Ama, ABD ve Avrupa Birliği’nin bazı hazırlıklar içinde olduğunu biliyoruz. Bunlar esas olarak ekonomik tecridi gevşetmeye yönelik adımlar.

Siyasi olarak, kuzeydeki Türk devletini güçlendiren bir yaklaşım var raporda. Ama ekonomik ambargoların gevşetilmesi, Türk tarafının güçlenmesi siyasi otoritenin de güçlenmesini getirecektir sonunda. Bunu da gözden uzak tutmayalım.

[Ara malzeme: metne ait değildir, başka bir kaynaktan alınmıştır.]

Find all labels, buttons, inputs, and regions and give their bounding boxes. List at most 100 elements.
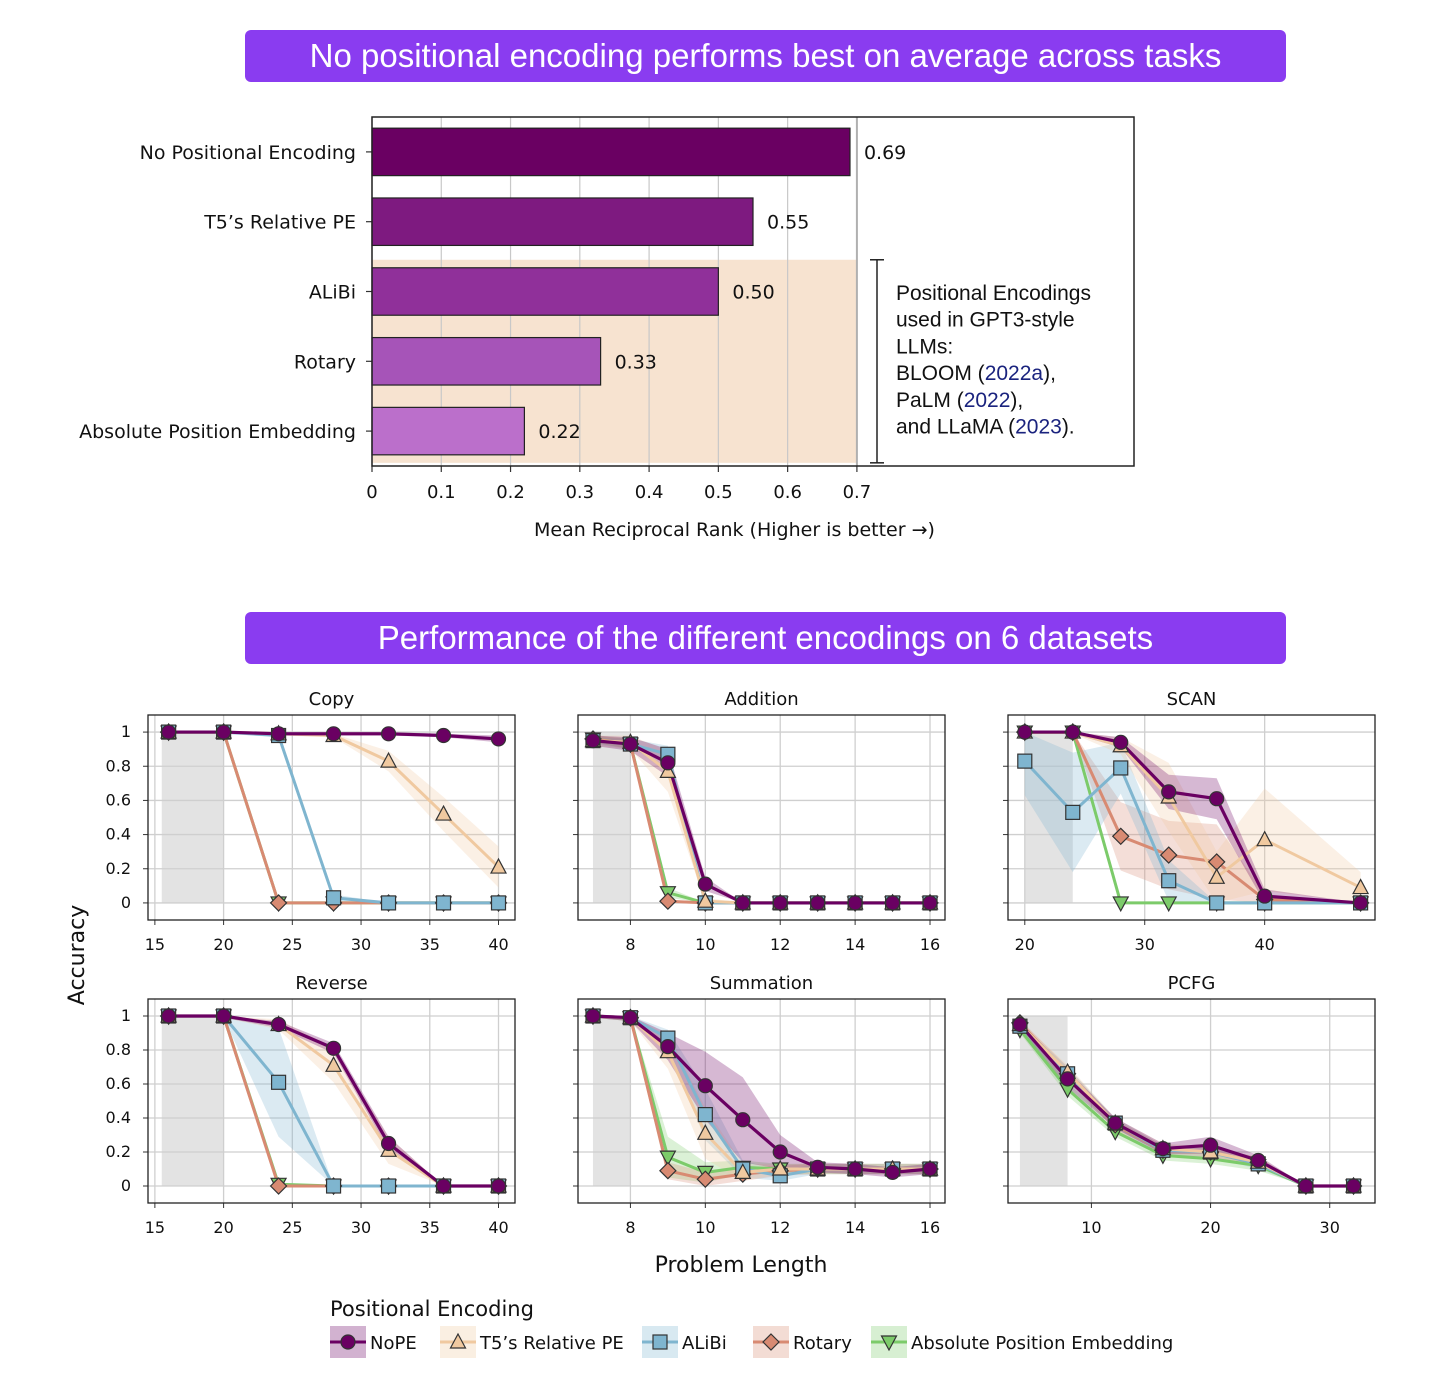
x-tick-label: 14 xyxy=(845,935,865,954)
point-nope xyxy=(435,1178,452,1194)
legend-marker xyxy=(762,1333,780,1351)
x-tick-label: 14 xyxy=(845,1218,865,1237)
point-nope xyxy=(1202,1137,1219,1153)
point-nope xyxy=(1353,895,1369,911)
x-tick-label: 0.7 xyxy=(843,482,872,503)
band-alibi xyxy=(168,1016,499,1186)
point-nope xyxy=(270,1016,287,1033)
point-nope xyxy=(490,731,507,747)
point-t5-s-relative-pe xyxy=(771,1159,789,1176)
point-nope xyxy=(847,895,863,911)
point-nope xyxy=(622,1010,639,1026)
point-alibi xyxy=(380,1178,397,1194)
point-absolute-position-embedding xyxy=(659,1150,677,1167)
point-nope xyxy=(585,733,601,749)
x-tick-label: 0.1 xyxy=(427,482,456,503)
point-nope xyxy=(697,1078,713,1094)
bar-value-label: 0.50 xyxy=(732,282,774,304)
category-label: ALiBi xyxy=(309,282,356,304)
point-nope xyxy=(772,895,788,911)
point-nope xyxy=(1155,1140,1171,1157)
point-nope xyxy=(1012,1016,1028,1033)
x-tick-label: 10 xyxy=(1081,1218,1101,1237)
point-nope xyxy=(380,726,397,742)
y-tick-label: 0.6 xyxy=(106,1074,131,1093)
band-alibi xyxy=(1019,1022,1354,1186)
point-alibi xyxy=(270,1074,287,1090)
x-tick-label: 20 xyxy=(1015,935,1035,954)
citation-year: 2023 xyxy=(1015,416,1062,439)
panel-frame xyxy=(1007,714,1376,921)
point-nope xyxy=(215,724,232,740)
point-nope xyxy=(1065,724,1081,740)
point-alibi xyxy=(435,895,452,911)
mrr-bar-chart: 0 0.1 0.2 0.3 0.4 0.5 0.6 0.7 0.69 No Positional … xyxy=(79,116,1135,541)
point-nope xyxy=(1161,784,1177,800)
y-tick-label: 0 xyxy=(121,893,131,912)
legend-marker xyxy=(652,1334,668,1350)
y-tick-label: 0.4 xyxy=(106,1108,131,1127)
category-label: Rotary xyxy=(294,351,356,373)
shared-y-axis-label: Accuracy xyxy=(65,905,90,1005)
bottom-banner-title: Performance of the different encodings o… xyxy=(245,612,1286,664)
point-alibi xyxy=(697,1106,713,1123)
band-t5-s-relative-pe xyxy=(1019,1021,1354,1186)
x-tick-label: 35 xyxy=(420,935,440,954)
point-nope xyxy=(1345,1178,1362,1194)
x-tick-label: 15 xyxy=(145,935,165,954)
plot-frame xyxy=(371,116,1135,467)
point-nope xyxy=(161,1008,177,1024)
x-tick-label: 30 xyxy=(1320,1218,1340,1237)
panel-title: Summation xyxy=(710,973,813,994)
point-t5-s-relative-pe xyxy=(325,1056,343,1072)
point-nope xyxy=(1298,1178,1314,1194)
x-tick-label: 20 xyxy=(1200,1218,1220,1237)
point-nope xyxy=(735,895,751,911)
y-tick-label: 1 xyxy=(121,722,131,741)
y-tick-label: 0 xyxy=(121,1176,131,1195)
point-nope xyxy=(1107,1115,1123,1131)
point-nope xyxy=(161,724,177,740)
citation-text: and LLaMA ( xyxy=(896,416,1015,439)
legend-title: Positional Encoding xyxy=(330,1297,534,1321)
point-nope xyxy=(1017,724,1033,740)
annotation-citation: and LLaMA (2023). xyxy=(896,416,1075,439)
point-t5-s-relative-pe xyxy=(435,804,453,821)
bar-rotary xyxy=(371,336,602,386)
legend-marker xyxy=(340,1334,356,1350)
panel-frame xyxy=(1007,998,1376,1204)
y-tick-label: 0.8 xyxy=(106,756,131,775)
point-rotary xyxy=(269,1177,288,1195)
citation-text: BLOOM ( xyxy=(896,362,985,385)
point-nope xyxy=(1113,734,1129,750)
point-nope xyxy=(922,895,938,911)
point-rotary xyxy=(696,1170,715,1189)
annotation-citation: BLOOM (2022a), xyxy=(896,362,1056,385)
category-label: T5’s Relative PE xyxy=(203,212,356,234)
legend-entry-nope: NoPE xyxy=(330,1326,417,1358)
point-nope xyxy=(735,1112,751,1128)
x-tick-label: 8 xyxy=(625,935,635,954)
panel-title: Copy xyxy=(309,689,355,710)
legend-entry-absolute-position-embedding: Absolute Position Embedding xyxy=(871,1326,1173,1358)
band-rotary xyxy=(1019,1019,1354,1186)
point-rotary xyxy=(659,892,677,911)
point-rotary xyxy=(1111,827,1130,846)
x-tick-label: 40 xyxy=(1254,935,1274,954)
y-tick-label: 0.2 xyxy=(106,1142,131,1161)
point-t5-s-relative-pe xyxy=(490,857,508,874)
citation-text: PaLM ( xyxy=(896,389,964,412)
point-alibi xyxy=(325,1178,342,1194)
point-absolute-position-embedding xyxy=(1112,896,1130,913)
panel-summation: 8 10 12 14 16 Summation xyxy=(573,973,946,1237)
bar-absolute-position-embedding xyxy=(371,406,525,456)
y-tick-label: 0.8 xyxy=(106,1040,131,1059)
point-alibi xyxy=(1065,804,1081,820)
x-tick-label: 25 xyxy=(282,1218,302,1237)
point-t5-s-relative-pe xyxy=(1208,868,1226,884)
top-banner-title: No positional encoding performs best on … xyxy=(245,30,1286,82)
point-nope xyxy=(884,895,901,911)
point-alibi xyxy=(1161,873,1177,889)
point-nope xyxy=(1059,1071,1076,1087)
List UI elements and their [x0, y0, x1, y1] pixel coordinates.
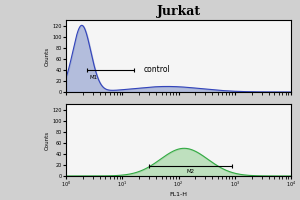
Text: Jurkat: Jurkat: [156, 5, 201, 18]
X-axis label: FL1-H: FL1-H: [169, 192, 188, 197]
Y-axis label: Counts: Counts: [45, 130, 50, 150]
Y-axis label: Counts: Counts: [45, 46, 50, 66]
Text: control: control: [143, 65, 170, 74]
Text: M1: M1: [90, 75, 98, 80]
Text: M2: M2: [187, 169, 195, 174]
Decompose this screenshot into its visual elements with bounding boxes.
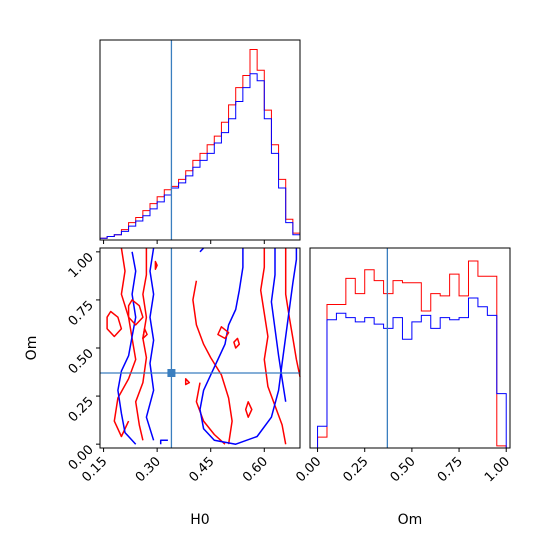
contour-blue [117,251,137,445]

Annan’ın yaklaşımı, ikili ilişkilerde Türk tarafına şimdiye kadar sahip olmadığı olanakları sağlıyor. Tabuları yıkıyor.

Bunu küçümseyebilir miyiz?

* * *

‘EVET’ bir sonuç değil, Kıbrıslı Türkler ve Ankara için daha sıkı çalışma, daha çok çaba harcama gerektiren bir maratonun ‘start’ıdır sadece.

Kıbrıs Türk devleti, bu ilişkilerin arttığı süreç içinde muhatap alınacak ve kök salacak. Ama bu da kolay değil tabii. Çağdaş değerlere sahip bir siyasi otorite olamazsanız kimse sizi ciddiye almaz. İtibar etmez.

Bunları yazarken son zamanlardaki bazı gelişmelere dikkat çekmek istiyorum. KKTC’nin önde gelen gazetecileri, ‘Evet’i savundukları için şimdi onlarca yıl hapis cezası ongören davalarla karşı karşıya. Bu davalar, Kıbrıs Türk devletinin itibarını sarsmaktan başka işe yaramaz. Artık zaman, birbirine gol atma değil, takım ruhu ile calışarak Kıbrıs Türklerini daha ileriye taşımak zamanıdır.